Attackers have also expanded their techniques. According to Rapid7’s Incident Response team, there has been “an uptick in intrusions involving SonicWall appliances” since early August 2025. Their findings indicate that the Akira group may be chaining together three different security weaknesses to gain access and deploy ransomware.

CVE-2024-40766, which remains unpatched in some environments.

A misconfiguration in the SSLVPN Default Users Group setting. SonicWall explains:

“This setting automatically adds every successfully authenticated LDAP user to a predefined local group, regardless of their actual membership in Active Directory. If that default group has access to sensitive services – such as SSL VPN, administrative interfaces, or unrestricted network zones – then any compromised AD account, even one with no legitimate need for those services, will instantly inherit those permissions.”
“This effectively bypasses intended AD group-based access controls, giving attackers a direct path into the network perimeter as soon as they obtain valid credentials.”

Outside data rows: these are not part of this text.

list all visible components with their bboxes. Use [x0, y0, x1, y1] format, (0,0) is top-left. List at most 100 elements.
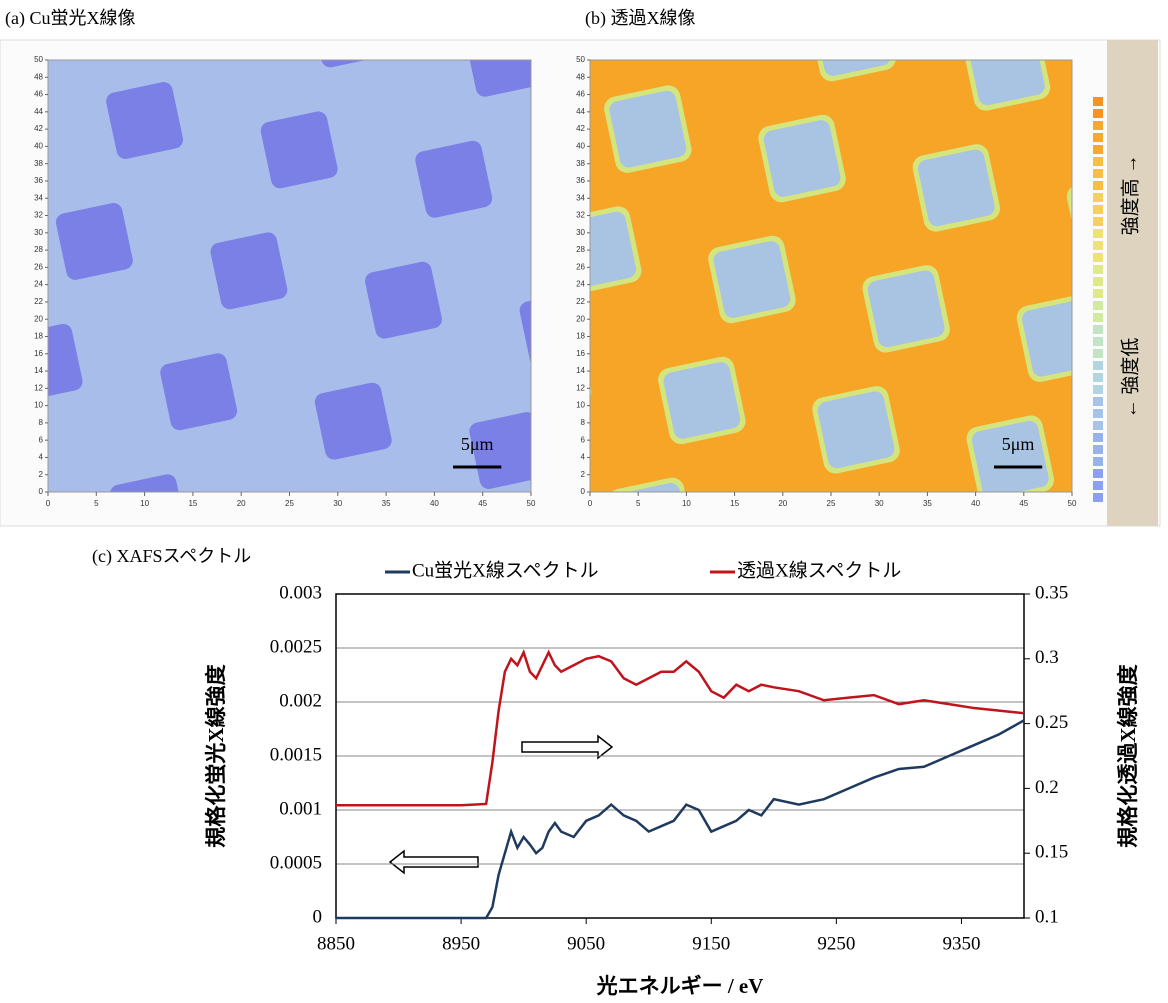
panel-title: (a) Cu蛍光X線像: [5, 8, 135, 29]
arrow-left: [390, 851, 478, 873]
series-line: [336, 720, 1024, 918]
y-tick-label: 0.001: [279, 798, 322, 819]
y-tick-label: 24: [576, 280, 585, 289]
legend-label: 透過X線スペクトル: [737, 559, 901, 581]
x-tick-label: 0: [588, 499, 593, 508]
colorbar-cell: [1093, 337, 1103, 346]
colorbar-cell: [1093, 325, 1103, 334]
y-tick-label: 18: [576, 332, 585, 341]
y-tick-label: 0: [581, 487, 586, 496]
colorbar-cell: [1093, 349, 1103, 358]
y-tick-label: 12: [34, 383, 43, 392]
colorbar-cell: [1093, 493, 1103, 502]
y-tick-label: 20: [34, 314, 43, 323]
colorbar-cell: [1093, 421, 1103, 430]
colorbar-cell: [1093, 313, 1103, 322]
y-tick-label: 0: [313, 906, 323, 927]
y-tick-label: 0.003: [279, 582, 322, 603]
colorbar-cell: [1093, 157, 1103, 166]
square: [816, 390, 896, 470]
y-tick-label: 16: [576, 349, 585, 358]
colorbar-cell: [1093, 97, 1103, 106]
colorbar-cell: [1093, 217, 1103, 226]
colorbar-cell: [1093, 241, 1103, 250]
square: [414, 139, 494, 219]
x-tick-label: 9150: [692, 933, 730, 954]
x-tick-label: 20: [237, 499, 246, 508]
panel-title: (b) 透過X線像: [585, 8, 696, 29]
y-tick-label: 22: [34, 297, 43, 306]
y-tick-label: 8: [39, 418, 44, 427]
y2-tick-label: 0.1: [1035, 906, 1059, 927]
y-tick-label: 44: [34, 107, 43, 116]
y-tick-label: 26: [34, 262, 43, 271]
colorbar-cell: [1093, 361, 1103, 370]
y-tick-label: 14: [576, 366, 585, 375]
x-tick-label: 40: [971, 499, 980, 508]
y-tick-label: 28: [34, 245, 43, 254]
y-tick-label: 36: [576, 176, 585, 185]
scale-bar-label: 5μm: [1002, 434, 1035, 454]
y-tick-label: 10: [576, 401, 585, 410]
y-tick-label: 34: [34, 193, 43, 202]
y-tick-label: 50: [576, 55, 585, 64]
legend-label: Cu蛍光X線スペクトル: [412, 559, 599, 581]
square: [812, 0, 892, 78]
y-tick-label: 4: [39, 453, 44, 462]
y-tick-label: 2: [581, 470, 586, 479]
x-tick-label: 15: [188, 499, 197, 508]
square: [608, 89, 688, 169]
y-tick-label: 46: [34, 90, 43, 99]
y-tick-label: 0.0015: [270, 744, 322, 765]
colorbar-cell: [1093, 373, 1103, 382]
y-tick-label: 26: [576, 262, 585, 271]
y-tick-label: 50: [34, 55, 43, 64]
y2-tick-label: 0.15: [1035, 842, 1068, 863]
colorbar-cell: [1093, 397, 1103, 406]
y2-tick-label: 0.35: [1035, 582, 1068, 603]
y2-tick-label: 0.25: [1035, 712, 1068, 733]
colorbar-cell: [1093, 133, 1103, 142]
y-tick-label: 36: [34, 176, 43, 185]
y-tick-label: 44: [576, 107, 585, 116]
square: [54, 201, 134, 281]
colorbar-label: ← 強度低: [1119, 338, 1141, 419]
y-tick-label: 48: [576, 72, 585, 81]
colorbar-cell: [1093, 205, 1103, 214]
y-tick-label: 40: [34, 142, 43, 151]
colorbar-cell: [1093, 229, 1103, 238]
x-tick-label: 45: [1019, 499, 1028, 508]
x-tick-label: 8950: [442, 933, 480, 954]
x-tick-label: 10: [682, 499, 691, 508]
colorbar-cell: [1093, 193, 1103, 202]
y-tick-label: 34: [576, 193, 585, 202]
colorbar-label: 強度高 →: [1119, 155, 1141, 236]
scale-bar-label: 5μm: [461, 434, 494, 454]
x-tick-label: 50: [1068, 499, 1077, 508]
x-tick-label: 30: [875, 499, 884, 508]
square: [966, 27, 1046, 107]
x-tick-label: 15: [730, 499, 739, 508]
colorbar-cell: [1093, 289, 1103, 298]
x-tick-label: 5: [94, 499, 99, 508]
y-tick-label: 6: [581, 435, 586, 444]
panel-title: (c) XAFSスペクトル: [92, 546, 251, 567]
square: [712, 239, 792, 319]
square: [259, 110, 339, 190]
y-tick-label: 38: [34, 159, 43, 168]
colorbar-cell: [1093, 145, 1103, 154]
square: [363, 260, 443, 340]
y-tick-label: 30: [34, 228, 43, 237]
y-tick-label: 10: [34, 401, 43, 410]
y-tick-label: 28: [576, 245, 585, 254]
y2-axis-label: 規格化透過X線強度: [1116, 664, 1140, 847]
y-tick-label: 0.0025: [270, 636, 322, 657]
square: [762, 118, 842, 198]
colorbar-cell: [1093, 445, 1103, 454]
colorbar-cell: [1093, 469, 1103, 478]
y-tick-label: 32: [34, 211, 43, 220]
y-tick-label: 8: [581, 418, 586, 427]
x-tick-label: 9250: [817, 933, 855, 954]
y-axis-label: 規格化蛍光X線強度: [204, 664, 228, 847]
arrow-right: [522, 736, 612, 758]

Abuse of the Virtual Office Portal feature in SonicWall appliances, which attackers are using to configure MFA/TOTP on already compromised accounts.

The Australian Cyber Security Centre (ACSC) has also issued warnings about increased Akira activity targeting Australian entities via CVE-2024-40766.

According to Rapid7, the attackers’ method remains consistent: they gain entry through the SSLVPN component, escalate privileges to elevated or service accounts, exfiltrate sensitive data from file servers and network shares, disable or delete backups, and finally execute ransomware at the hypervisor layer.

Recommended Mitigations

Organizations relying on SonicWall firewalls are advised to:

  • Rotate passwords on all SonicWall local accounts and delete unused ones.
  • Enforce MFA/TOTP for SSLVPN services.
  • Set the Default LDAP User Group to “None.”
  • Restrict Virtual Office Portal access to trusted local networks and closely monitor usage.
  • Ensure all appliances run the latest firmware updates.

SonicWall recently highlighted that SonicOS 7.3.0 introduces additional protections against brute-force attacks and enhanced MFA controls, providing stronger defense against ransomware intrusions.